Aussi, il ne faut pas qu´on s´étonne
On a tout fait pour les gâter
On était trop bon pour les bonnes
Vraiment, c´est à vous dégoûter!
Moi qui suis faite pour être patronne
Et déployer d´ l´autorité,
Eh bien! Quand je sonne, il ne vient personne
Car y a plus d´ bonnes. Quelle société!

Pensez, chez moi, j´en ai eu seize
Je leur faisais un petit nid coquet,
Un lit, une table, une lampe, deux chaises
Ça donnait sur les cabinets,
Evidemment, ça manquait d´ vue
On n´y voyait jamais l´ soleil
Mais la nuit, c´est chose superflue
Surtout avec un bon sommeil
Et quand le réveil carillonne,
Au point du jour, joyeusement,
Sachant que le soleil rayonne
Devant, dans tout l´appartement,
On se lève et l´on se savonne
Avec plus d´zèle, évidemment
Le soleil luit, Le gaz ronronne
Mais y a plus d´ bonnes! Sombres moments!

Leur travail? Ah, laissez-moi rire!
Vider les pots, ranger les lits,
Faire la vaisselle, frotter et cuire,
Passer les cuivres au tripoli,
Trois fois par jour, servir à table,
Faire chaque matin une pièce à fond,
Les courses, un travail agréable,
Repasser le linge de maison,
Trois fois rien! Avec ça, gloutonnes!
Même qu´on s´ privait souvent, ma foi,
Pour qu´il reste du gigot bretonne
Ou la carcasse d´un poulet froid,
Avec tout ça, j´étais trop bonne,
Un jour de liberté par mois
Pour s´en aller faire les luronnes!
Ben, y a plus d´ bonnes, pourquoi, pourquoi?

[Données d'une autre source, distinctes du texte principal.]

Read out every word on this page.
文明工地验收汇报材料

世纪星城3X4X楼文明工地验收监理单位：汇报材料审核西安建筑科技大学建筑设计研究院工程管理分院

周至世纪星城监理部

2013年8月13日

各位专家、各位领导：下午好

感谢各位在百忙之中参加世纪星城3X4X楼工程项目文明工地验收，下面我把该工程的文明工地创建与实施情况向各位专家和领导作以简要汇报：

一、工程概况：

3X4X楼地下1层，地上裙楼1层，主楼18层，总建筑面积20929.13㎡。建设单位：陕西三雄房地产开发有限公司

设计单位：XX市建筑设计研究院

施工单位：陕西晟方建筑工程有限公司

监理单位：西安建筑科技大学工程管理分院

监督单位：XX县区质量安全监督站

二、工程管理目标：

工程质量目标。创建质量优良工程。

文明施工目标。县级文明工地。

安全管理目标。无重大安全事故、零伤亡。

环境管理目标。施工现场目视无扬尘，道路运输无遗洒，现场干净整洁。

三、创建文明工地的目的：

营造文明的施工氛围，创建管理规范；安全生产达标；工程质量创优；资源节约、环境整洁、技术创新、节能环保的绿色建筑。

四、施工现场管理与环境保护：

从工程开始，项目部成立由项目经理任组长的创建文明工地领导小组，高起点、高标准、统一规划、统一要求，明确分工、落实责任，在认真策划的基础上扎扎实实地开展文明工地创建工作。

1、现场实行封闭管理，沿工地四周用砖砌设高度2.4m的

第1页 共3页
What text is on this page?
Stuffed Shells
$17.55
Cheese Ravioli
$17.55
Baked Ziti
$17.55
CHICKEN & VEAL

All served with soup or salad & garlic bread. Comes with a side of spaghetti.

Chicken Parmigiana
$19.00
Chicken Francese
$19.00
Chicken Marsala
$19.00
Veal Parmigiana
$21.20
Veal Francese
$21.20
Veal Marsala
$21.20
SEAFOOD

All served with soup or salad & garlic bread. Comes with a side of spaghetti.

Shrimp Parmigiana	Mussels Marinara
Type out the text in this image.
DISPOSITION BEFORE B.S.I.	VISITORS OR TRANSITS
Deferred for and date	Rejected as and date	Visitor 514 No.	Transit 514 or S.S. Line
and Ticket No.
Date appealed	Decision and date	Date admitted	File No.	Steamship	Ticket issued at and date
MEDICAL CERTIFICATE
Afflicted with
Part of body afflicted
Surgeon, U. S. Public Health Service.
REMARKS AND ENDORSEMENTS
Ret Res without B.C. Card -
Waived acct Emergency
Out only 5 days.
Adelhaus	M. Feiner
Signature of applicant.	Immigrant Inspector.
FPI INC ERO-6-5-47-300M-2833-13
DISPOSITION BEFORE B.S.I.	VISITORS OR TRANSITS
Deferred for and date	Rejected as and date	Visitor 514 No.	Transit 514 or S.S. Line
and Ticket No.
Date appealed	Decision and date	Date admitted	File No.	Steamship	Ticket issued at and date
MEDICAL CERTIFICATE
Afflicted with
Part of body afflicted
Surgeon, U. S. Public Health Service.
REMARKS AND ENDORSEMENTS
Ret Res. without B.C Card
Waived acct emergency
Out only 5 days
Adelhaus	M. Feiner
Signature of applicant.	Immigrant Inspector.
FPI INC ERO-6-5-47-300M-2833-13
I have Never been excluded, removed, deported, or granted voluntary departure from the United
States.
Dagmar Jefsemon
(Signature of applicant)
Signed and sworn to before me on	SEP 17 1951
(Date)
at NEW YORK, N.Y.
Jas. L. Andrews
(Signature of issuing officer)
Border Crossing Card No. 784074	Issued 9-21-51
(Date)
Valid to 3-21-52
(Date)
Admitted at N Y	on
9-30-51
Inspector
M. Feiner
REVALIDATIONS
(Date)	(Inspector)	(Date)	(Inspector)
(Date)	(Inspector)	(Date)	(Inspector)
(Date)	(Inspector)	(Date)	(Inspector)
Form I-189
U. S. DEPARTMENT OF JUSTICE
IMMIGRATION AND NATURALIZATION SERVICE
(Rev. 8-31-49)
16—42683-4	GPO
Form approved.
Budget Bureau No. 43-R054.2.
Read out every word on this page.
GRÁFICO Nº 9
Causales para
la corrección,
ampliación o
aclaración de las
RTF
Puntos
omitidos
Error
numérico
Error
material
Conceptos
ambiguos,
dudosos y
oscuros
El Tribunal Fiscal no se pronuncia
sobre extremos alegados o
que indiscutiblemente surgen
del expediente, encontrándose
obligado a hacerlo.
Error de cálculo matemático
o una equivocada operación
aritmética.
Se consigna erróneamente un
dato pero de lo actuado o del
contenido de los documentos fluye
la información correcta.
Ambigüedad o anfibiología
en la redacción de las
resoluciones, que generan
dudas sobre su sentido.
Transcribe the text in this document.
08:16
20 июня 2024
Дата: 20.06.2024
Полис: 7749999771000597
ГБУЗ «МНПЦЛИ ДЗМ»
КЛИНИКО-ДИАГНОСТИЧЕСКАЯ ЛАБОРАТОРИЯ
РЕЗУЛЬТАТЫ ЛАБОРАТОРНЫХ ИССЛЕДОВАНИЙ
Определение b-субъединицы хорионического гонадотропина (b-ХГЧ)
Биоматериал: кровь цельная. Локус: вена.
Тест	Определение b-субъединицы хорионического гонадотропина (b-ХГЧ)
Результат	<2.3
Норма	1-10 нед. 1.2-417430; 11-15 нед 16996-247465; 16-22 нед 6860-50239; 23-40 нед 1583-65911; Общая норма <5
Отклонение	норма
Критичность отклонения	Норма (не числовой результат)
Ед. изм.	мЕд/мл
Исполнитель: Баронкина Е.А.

On les menait en promenade
Le dimanche, on en prenait soin
Allant, si elles tombaient malades,
Jusqu´à quérir le médecin!
Mais quand, la moustache en bataille,
Nos maris les serraient d´ trop près,
Alors on surveillait leur taille
Ça n´ratait pas, quatre mois après,
On renvoyait la jeune personne,
En la tançant sévèrement!
C´était le devoir des patronnes,
Nos maris n´ pouvaient décemment
Etre les pères des enfants d´ nos bonnes
C´est tout d´ même un gros soulagement
De n´ plus voir ces ventres qui ballonnent.
Comme y a plus d´bonnes, y a plus d´enfants!

Ça devait finir dans la débauche,
Selon la loi du moindre effort.
Tout ça, c´est la faute à la gauche,
Aux Soviets, à Blum et consorts
J´en ai reçu une, cet automne,
Qui m´a dit d´un air insolent
"Bonne à tout faire? Moi, j´suis pas bonne!"
Elle est partie en m´insultant
La morale, je vous l´abandonne :
La base du régime bourgeois,
Son piédestal, c´était... la bonne!
Sans elle tout s´écroule à la fois
L´Office, le Salon, la Couronne
L´Ordre, l´Autorité, la Loi!
Y a plus d´ bon Dieu, y a plus personne!
Quand y a plus d´ bonnes, y a plus d´ bourgeois!